The Phoenix-Mesa-Scottsdale, Ariz., metropolitan area was second, with one in 28 households receiving a foreclosure warning, even as foreclosure activity fell nearly 17 percent from the same period in 2010.
California is home to seven of the metro areas that were among the top 10 metropolitan areas with the highest foreclosure rate in the first half of the year, led by Modesto with one in every 30 households receiving a foreclosure-related notice.
Bucking the trend, some metropolitan areas saw their foreclosure rates spike in the first six months of this year.
Among those, Seattle posted the sharpest increase, a 10 percent jump versus the same period last year, RealtyTrac said. One in every 98 households got a foreclosure-related notice.
Job loss, rather than time-bomb mortgages resetting to higher payments, has become the main driver behind rising foreclosures.
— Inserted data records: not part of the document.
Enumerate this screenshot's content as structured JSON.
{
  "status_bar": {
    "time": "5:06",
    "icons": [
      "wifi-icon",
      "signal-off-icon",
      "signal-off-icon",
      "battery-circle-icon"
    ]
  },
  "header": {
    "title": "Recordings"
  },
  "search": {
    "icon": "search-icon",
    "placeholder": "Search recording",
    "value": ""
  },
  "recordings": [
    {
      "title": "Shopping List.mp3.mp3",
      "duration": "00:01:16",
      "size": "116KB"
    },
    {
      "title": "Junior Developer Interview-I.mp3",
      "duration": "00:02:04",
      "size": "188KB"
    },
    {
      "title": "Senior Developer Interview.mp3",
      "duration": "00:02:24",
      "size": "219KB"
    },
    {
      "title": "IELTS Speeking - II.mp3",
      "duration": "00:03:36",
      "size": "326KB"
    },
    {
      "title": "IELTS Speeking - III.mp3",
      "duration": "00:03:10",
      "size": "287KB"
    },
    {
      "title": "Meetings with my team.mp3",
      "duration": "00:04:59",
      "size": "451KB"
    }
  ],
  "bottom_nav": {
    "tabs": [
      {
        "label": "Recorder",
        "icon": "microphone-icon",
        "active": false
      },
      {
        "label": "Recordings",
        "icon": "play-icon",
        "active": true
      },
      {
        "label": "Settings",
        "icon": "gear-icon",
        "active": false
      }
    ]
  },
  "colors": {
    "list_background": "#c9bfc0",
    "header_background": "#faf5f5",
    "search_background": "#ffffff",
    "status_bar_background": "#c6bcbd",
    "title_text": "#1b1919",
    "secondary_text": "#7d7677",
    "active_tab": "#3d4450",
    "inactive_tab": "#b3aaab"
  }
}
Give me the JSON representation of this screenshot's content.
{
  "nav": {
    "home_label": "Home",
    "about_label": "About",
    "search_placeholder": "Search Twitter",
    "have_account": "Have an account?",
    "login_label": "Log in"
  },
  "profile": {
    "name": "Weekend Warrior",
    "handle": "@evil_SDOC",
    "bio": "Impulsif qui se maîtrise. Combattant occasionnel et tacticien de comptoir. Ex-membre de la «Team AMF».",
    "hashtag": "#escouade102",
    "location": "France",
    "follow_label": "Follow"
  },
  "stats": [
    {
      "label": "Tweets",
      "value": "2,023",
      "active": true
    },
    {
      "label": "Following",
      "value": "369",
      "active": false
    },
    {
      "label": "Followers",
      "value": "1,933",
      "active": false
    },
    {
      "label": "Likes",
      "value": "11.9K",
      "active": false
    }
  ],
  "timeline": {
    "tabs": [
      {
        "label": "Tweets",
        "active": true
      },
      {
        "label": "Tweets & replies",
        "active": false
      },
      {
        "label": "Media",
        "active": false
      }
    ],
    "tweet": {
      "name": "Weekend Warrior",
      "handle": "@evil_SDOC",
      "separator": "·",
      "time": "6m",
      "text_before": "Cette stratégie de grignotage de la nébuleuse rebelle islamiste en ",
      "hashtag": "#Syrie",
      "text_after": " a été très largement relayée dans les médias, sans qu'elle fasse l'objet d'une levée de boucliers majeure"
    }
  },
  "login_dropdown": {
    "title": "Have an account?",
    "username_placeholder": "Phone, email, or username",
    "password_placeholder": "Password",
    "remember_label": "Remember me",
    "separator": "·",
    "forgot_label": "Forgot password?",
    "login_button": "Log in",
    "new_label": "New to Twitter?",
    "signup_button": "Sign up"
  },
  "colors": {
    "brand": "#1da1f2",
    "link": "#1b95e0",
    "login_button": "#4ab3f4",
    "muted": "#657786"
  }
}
The Seattle metropolitan area’s unemployment rate stood at 9.2 at the beginning of the year, but it has eased of late, sliding to 8.5 percent in May.
Still, the metro area has seen the number of people who applied for unemployment benefits due to large-scale layoffs increase this year. In the first quarter, it was ranked 8th highest on the basis of initial unemployment claimants due to layoffs, up from 15th a year earlier.
“The lag time between job loss and foreclosure is a little longer than it is in a normal cycle,” said Rick Sharga, a senior vice president at RealtyTrac. “We could be seeing a fallout from job losses there over the last year or two.”